Mein Verstand protestiert gegen die Informationsfülle, weil ich ziemlich lange nicht mehr mit derartigen Ängsten und Gedanken zu tun hatte und trotz meiner Regeln und Zweifel mehr als bereit bin, mich darauf einzulassen.

»Wenn es dich beruhigt«, sage ich. »Es schaut meistens nur ein Bruchteil meiner Follower den Livestream an, und wenn du es nicht willst, muss ich das Video im Nachhinein auch nicht in den Feed laden. Im Grunde können meine Follower diese Woche auch auf mein Live verzichten. Lass uns, keine Ahnung, Schokokekse essen.«

Der Vorschlag scheint Charlie nur noch mehr die Nerven zu rauben. »Wie groß ist dieser Bruchteil?«

»Zweitausend vielleicht.«

Ihre Augen weiten sich, ihr Gesicht glüht. »Ach, du Scheiße.«

»An Werktagen weniger …« Ich ziehe mein Handy aus der Gesäßtasche und werfe einen Blick aufs Display. »Und heute ist Freitag.«

»Ich Glückspilz.« Charlie sieht auf mein Handy und klemmt unwillkürlich die Unterlippe zwischen ihre Zähne. »Du hast für diese Situation nicht auch zufällig einen Deal auf Lager?«

Es sind ihre Lippen, die sich zu einem verkrampften Lächeln kräuseln, weshalb ich bei ihrer Nachfrage nicht zusammenzucke.

»Lass mich überlegen.« Ich beuge meinen Kopf zu Charlies hinunter, und obwohl ich wirklich keinen blassen Schimmer habe, was genau in ihrem vorgeht, probiere ich es einfach. »Ich kann fürs Erste versuchen, dich zu verstehen.
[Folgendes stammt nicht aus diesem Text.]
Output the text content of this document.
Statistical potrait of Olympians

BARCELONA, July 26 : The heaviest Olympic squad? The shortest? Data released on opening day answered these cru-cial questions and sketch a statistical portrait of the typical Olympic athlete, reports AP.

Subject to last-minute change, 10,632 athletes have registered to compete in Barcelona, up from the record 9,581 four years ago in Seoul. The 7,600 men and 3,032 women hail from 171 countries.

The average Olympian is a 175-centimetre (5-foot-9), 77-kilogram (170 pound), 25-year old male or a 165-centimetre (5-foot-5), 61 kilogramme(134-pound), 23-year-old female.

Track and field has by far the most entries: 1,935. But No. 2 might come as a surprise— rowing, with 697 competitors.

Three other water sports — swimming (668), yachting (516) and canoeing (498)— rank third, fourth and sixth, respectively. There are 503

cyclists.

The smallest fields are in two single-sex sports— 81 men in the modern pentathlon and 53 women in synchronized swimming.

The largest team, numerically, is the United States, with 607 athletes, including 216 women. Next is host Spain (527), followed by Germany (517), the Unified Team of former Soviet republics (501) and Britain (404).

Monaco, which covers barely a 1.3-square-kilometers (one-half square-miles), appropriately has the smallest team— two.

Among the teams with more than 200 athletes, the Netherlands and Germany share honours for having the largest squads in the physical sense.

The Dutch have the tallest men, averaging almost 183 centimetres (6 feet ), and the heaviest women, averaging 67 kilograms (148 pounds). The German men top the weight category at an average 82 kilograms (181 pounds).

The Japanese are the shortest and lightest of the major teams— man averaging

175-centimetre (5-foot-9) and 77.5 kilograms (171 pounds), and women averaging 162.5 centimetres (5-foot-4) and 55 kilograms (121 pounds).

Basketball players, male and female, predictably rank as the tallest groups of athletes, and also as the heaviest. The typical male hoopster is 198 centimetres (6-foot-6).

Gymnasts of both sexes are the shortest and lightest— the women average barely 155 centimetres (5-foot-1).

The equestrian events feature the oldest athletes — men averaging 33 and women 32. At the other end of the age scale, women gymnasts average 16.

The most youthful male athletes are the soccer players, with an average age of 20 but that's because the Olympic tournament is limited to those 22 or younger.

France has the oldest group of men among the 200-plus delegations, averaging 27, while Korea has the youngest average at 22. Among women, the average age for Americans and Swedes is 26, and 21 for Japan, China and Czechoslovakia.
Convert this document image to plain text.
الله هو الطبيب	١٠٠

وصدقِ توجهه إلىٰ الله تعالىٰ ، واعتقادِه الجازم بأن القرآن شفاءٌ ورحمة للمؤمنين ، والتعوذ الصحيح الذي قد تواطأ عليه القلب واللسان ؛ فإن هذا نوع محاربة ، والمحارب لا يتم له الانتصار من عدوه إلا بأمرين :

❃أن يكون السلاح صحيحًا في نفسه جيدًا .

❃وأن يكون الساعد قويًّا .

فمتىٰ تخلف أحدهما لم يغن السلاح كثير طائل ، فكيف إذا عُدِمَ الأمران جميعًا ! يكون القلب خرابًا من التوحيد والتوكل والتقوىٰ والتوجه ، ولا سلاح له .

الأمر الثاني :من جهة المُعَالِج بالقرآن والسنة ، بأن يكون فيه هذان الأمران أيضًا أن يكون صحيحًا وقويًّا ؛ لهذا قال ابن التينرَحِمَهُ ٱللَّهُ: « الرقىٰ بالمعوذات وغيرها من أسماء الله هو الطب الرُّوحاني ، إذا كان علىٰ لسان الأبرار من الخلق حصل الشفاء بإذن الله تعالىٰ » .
Du hast Angst vor dem, was passieren könnte, und davor, mit den Konsequenzen daraus nicht umgehen zu können?«

Ich habe das Gefühl, als würde ich gerade eher über mich reden, und muss deshalb etwas in meinem Hals wegräuspern.

Charlie bemerkt meine Anspannung. Sie leckt sich über die Unterlippe und blinzelt. »Das trifft ins Schwarze.«

Wie sie mich dabei ansieht. Ein klein wenig grimmig und gleichzeitig so, als wäre ich tatsächlich Yoda, der ihr die Welt erklärt. Als würde sie mir vertrauen. Und das raubt mir den Atem, weil ich doch selbst nicht begreife, wie ich ticke.

»Ich hab mal gelesen«, fahre ich schnell fort, meine Finger dabei fest um mein Handy geklammert, »wenn wir uns alles erklären könnten und nichts fürchten würden, dann gäbe es auch keine Hoffnung. Und ohne Hoffnung wäre alles scheiße.«

»Stimmt.«

»Ziemlich scheiße sogar.« Ich zucke mit den Schultern. »Weil ich noch immer die Hoffnung habe, dass du mir vertraust und wir gleich zusammen aufs Gelände gehen.«

Charlie schluckt. »Beantworte mir erst eine Frage: Wieso soll ich etwas versuchen, von dem ich schon vorher weiß, dass es nicht funktionieren wird?«

»Weil es ja gar nicht darum geht, dass irgendetwas ein glückliches Ende nimmt.«

Wow, einfach wow. Das muss ich irgendwie retten.

»Das Ende ist meistens der schlimmste Part, finde ich, und deshalb sorgen wir ja auch dafür, dass es ein hervorragendes Mittendrin und einen noch viel besseren Anfang gibt. Deal?«

Charlie atmet tief durch. »Es sind weniger deine Follower, die mir Angst machen. Ich habe eher Sorge, inmitten der Menschenmenge hilflos zusammenzubrechen.« Sie beißt sich auf die Unterlippe. »Zugegeben, es wäre noch schlimmer, wenn du das dann auch noch live übertragen würdest.« Ihre Stimme klingt, als wäre jedes einzelne Wort mit Stacheldraht überzogen.

Dann bin ich da. Scheiß doch auf die anderen. Ich bin da.

»Ich kann dir nicht versprechen, dass das nicht passiert.« Innerlich ohrfeige ich mich, weil ich etwas Beschwichtigendes sagen müsste oder sie vielleicht sogar davon abhalten sollte, etwas zu tun, das sie nicht will. Aber gleichzeitig glaube ich, dass Charlie genau das nicht hören will. »Aber ich verspreche dir, dass es einen Versuch wert sein wird.«

Immerhin habe ich mich davon zurückgehalten, ich zu sagen. Dass ich es wert bin – das wäre wirklich problematisch gewesen. So gibt es wenigstens noch einen Rückwärtsgang.

»Also, was ist?«

»Ich will es und gleichzeitig will ich es auf gar keinen Fall.«

Jetzt bin ich fast traurig, dass ich mich eben gebremst habe. Hätte sie dasselbe auch über mich gesagt?

»Das ist keine eindeutige Antwort, Charlie …«

Ihre Unterlippe zittert. Sie schließt die Augen und …

»Levian König.«

Ich zucke zusammen, als jemand von meinem Zelt her meinen vollen Namen ruft. Charlie rückt abrupt ein Stück von mir ab, als Glorias wütende Schritte uns erreichen, und erst da kapiere ich, wie nah wir uns in den letzten Minuten unbemerkt gekommen sind.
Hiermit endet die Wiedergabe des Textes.